Wednesday, January 8, 2020

Words

What with the subject of my study, which involves controversy among French Catholics in the late eighteenth century, I've been thinking more than I've ever had to before about basic elements of Christianity.

One approached the subject with a certain vague picture already in one's mind, in which (a) the French Revolution is caused by Modern Ideas (tm) such as the social contract, human rights, the link between liberty and democratic forms of government, a vague link between both of those and social, technical, and moral progress, etc. Thus (b) Rousseau, Locke, Diderot, and Montesquieu are the important thinkers who provided the main motive ideas driving the Revolution. And so (c) it is natural that the Revolution inaugurated the worst persecution of Christians since Diocletian and attacked the Catholic Church.

But while this vague interpretation contains important truths, one found in reading the sources close-up and in context, the interpretation is quite inadequate. It leaves out a very important part of the story, in which believing Catholics who fall across the spectrum in terms of their attitude towards what we would call "The Enlightenment" (and what they referred to as philosophie) embraced the Revolution and helped carry out some of the leading attacks on the Catholic Church as it then existed in France. And all the while, these men (including some clergy and canon lawyers) claimed not to be in schism and only to be making changes to things falling outside of the jurisdiction of the ecclesiastical power.

All of which raise numerous questions : what exactly is "the Church"? What is "religion"? What is worship, and what is its connection to the Church? Is the Church a thing that preaches or a thing that worships?

Which preamble leads me to discuss today's important terms. Because I am a reader who thinks in English, studying a culture that thought and wrote in French, I run up against certain issues of translation: the French use the word eglise (from Latin ecclesia, from Greek ἐκκλησία, = assembly) for both the church building and for the universal Church (l'Eglise catholique) and for local churches* ( l'eglise d'Alexandrie ). They also used temple for the buildings, and they use culte where we would use "religion" or "denomination." Temple is funny, because we never use that, so it contains connotations of pre-Christian Jewish sacrificial worship or of pagan religion. One can get over the false cognate of "cult" quickly enough, and remember Latin cultus as worship or a particular form of worship, as for the specific prayers and rites used for a certain god, patron saint, or festival ("the cult of x").
* Another difficult term -- remember that exchange between Kasper and Ratzinger on the relationship between local churches and the universal church?

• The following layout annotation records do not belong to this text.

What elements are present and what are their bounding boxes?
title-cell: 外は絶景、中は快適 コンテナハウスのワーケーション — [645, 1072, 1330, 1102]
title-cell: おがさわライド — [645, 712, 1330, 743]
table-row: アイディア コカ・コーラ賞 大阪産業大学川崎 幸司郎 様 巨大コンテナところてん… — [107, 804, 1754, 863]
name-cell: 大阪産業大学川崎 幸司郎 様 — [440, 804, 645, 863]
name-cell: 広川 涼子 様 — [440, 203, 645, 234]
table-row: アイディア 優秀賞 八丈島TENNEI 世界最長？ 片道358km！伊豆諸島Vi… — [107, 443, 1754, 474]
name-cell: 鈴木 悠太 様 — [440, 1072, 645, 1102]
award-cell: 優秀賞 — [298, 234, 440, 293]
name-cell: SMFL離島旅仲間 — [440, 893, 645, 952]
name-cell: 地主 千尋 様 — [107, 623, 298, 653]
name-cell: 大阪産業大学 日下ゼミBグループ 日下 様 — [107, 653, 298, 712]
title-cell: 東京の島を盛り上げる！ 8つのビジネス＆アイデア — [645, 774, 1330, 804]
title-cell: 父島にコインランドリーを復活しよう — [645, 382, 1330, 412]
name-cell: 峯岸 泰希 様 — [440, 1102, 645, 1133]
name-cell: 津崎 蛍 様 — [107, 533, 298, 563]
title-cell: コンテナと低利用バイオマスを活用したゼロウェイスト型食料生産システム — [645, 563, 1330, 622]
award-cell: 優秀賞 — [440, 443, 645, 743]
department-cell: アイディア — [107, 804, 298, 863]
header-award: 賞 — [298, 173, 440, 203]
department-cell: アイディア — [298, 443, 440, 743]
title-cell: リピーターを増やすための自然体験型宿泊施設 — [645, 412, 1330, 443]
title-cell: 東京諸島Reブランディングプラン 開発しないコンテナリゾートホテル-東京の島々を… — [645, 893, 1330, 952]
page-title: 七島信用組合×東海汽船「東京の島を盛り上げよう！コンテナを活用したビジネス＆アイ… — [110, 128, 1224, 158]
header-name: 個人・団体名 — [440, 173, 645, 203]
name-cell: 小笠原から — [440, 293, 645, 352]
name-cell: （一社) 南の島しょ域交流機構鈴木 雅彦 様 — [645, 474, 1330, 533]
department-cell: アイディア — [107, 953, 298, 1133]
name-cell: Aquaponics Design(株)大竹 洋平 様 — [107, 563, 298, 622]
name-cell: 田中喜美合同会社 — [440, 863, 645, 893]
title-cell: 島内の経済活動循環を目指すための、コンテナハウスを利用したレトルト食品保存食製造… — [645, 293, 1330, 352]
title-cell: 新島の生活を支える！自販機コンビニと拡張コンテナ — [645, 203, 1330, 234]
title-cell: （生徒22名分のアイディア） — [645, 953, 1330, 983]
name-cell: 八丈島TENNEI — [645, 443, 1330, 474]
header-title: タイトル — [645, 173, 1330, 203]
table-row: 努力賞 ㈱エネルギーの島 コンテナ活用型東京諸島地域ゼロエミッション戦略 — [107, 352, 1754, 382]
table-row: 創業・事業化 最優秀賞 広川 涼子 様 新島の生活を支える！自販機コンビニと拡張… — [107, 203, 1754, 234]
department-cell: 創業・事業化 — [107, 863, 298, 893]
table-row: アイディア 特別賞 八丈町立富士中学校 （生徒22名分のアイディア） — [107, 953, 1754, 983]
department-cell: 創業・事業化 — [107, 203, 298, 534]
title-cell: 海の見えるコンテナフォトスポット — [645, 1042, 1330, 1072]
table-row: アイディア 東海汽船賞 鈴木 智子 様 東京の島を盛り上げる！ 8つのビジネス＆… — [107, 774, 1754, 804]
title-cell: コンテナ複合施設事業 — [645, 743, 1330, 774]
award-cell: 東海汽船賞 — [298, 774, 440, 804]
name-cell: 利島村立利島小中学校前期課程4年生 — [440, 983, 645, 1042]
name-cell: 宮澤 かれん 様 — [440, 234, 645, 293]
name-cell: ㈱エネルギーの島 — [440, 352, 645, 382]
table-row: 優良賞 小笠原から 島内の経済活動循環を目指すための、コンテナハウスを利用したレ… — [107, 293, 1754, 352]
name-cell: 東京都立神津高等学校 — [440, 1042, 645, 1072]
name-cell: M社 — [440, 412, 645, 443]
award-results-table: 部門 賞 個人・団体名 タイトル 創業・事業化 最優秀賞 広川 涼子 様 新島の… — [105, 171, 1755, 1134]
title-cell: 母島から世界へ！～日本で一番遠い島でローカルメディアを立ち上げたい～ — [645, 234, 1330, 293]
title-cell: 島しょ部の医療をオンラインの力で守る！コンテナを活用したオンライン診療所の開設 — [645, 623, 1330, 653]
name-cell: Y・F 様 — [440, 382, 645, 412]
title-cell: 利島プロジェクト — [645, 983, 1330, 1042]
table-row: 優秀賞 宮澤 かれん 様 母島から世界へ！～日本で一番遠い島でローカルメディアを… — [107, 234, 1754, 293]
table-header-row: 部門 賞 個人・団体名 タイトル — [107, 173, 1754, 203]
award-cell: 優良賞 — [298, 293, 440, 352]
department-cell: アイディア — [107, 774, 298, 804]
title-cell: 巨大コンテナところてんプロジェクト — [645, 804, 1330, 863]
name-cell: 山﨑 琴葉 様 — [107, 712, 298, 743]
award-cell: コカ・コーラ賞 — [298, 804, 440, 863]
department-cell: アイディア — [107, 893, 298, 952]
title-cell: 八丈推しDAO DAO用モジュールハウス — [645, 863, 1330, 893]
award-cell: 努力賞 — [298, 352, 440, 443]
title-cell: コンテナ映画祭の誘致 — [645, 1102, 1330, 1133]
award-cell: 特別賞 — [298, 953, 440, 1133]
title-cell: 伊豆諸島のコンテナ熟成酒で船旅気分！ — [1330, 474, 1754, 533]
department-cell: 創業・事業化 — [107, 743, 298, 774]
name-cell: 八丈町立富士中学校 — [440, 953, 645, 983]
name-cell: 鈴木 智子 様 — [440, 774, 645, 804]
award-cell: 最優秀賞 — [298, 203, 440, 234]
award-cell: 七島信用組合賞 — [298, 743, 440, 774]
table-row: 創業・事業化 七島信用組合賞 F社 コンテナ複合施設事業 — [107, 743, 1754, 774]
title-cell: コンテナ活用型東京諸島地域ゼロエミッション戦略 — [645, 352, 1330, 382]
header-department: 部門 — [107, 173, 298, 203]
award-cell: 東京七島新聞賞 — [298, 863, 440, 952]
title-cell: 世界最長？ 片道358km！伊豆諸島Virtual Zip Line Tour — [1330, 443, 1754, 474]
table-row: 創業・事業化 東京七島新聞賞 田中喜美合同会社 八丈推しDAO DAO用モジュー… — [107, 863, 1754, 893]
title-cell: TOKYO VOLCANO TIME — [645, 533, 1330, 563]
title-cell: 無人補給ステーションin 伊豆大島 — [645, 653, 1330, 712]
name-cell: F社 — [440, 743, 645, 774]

So what does "church" connect to? Interestingly enough, I learn from the Oxford English Dictionary that church, though it comes to us from Germanic languages, reached them from Greek-speaking Christian groups. The Christians used the term "the house of the Lord," κυριακὸν δῶμα, which got shortened to just κυριακόν. ("We're going to the Lord's [house] this Sunday"). This word kyriakon spread among German-speaking groups and gradually became something like "kirk" (still this way in Scotland). As with lots of Germanic words (cattle, carta, castle, frank) the hard "c" softened into our "ch" sound (chattel, chart/er, chateau, french/franchise), leaving us with "church." As the dictionary stateth:
According to most modern views, the word was probably borrowed early into West Germanic from the ecclesiastical usage of the Christian communities of the colonial cities of the Rhine area. The Greek noun is well attested in eastern sources during the early 4th cent., and was probably current also in the use of the early Christian church in the Rhine area, where Greek models were influential. As a word for a very basic part of the material culture of the Christian faith it was probably well known even to pagan Germanic peoples bordering the imperial frontiers, and to those encountering Christian peoples in both the Roman and post-Roman periods.
...  
In each of the West Germanic languages the word probably originally denoted a church as physical building (as in Greek), but was early extended to denote also the church as an institution and as a body of worshippers, probably after the range of meanings of post-classical Latin ecclesia and its etymon ancient Greek ἐκκλησία (as used in Hellenistic Greek). Application to the holy buildings of other faiths is also found in various other early Germanic languages. 

So church did really derive from the building, although for Christians holding the doctrine of Sts. Peter and Paul, the building is also the body whose head is Christ, while other parts of the (non-Semitic speaking) Christian world spoke of the Assembly or the whole body of those called together.

Doesn't necessarily solve all my issues with l'Eglise constitutionnelle in revolutionary France, but it is fascinating, so I share.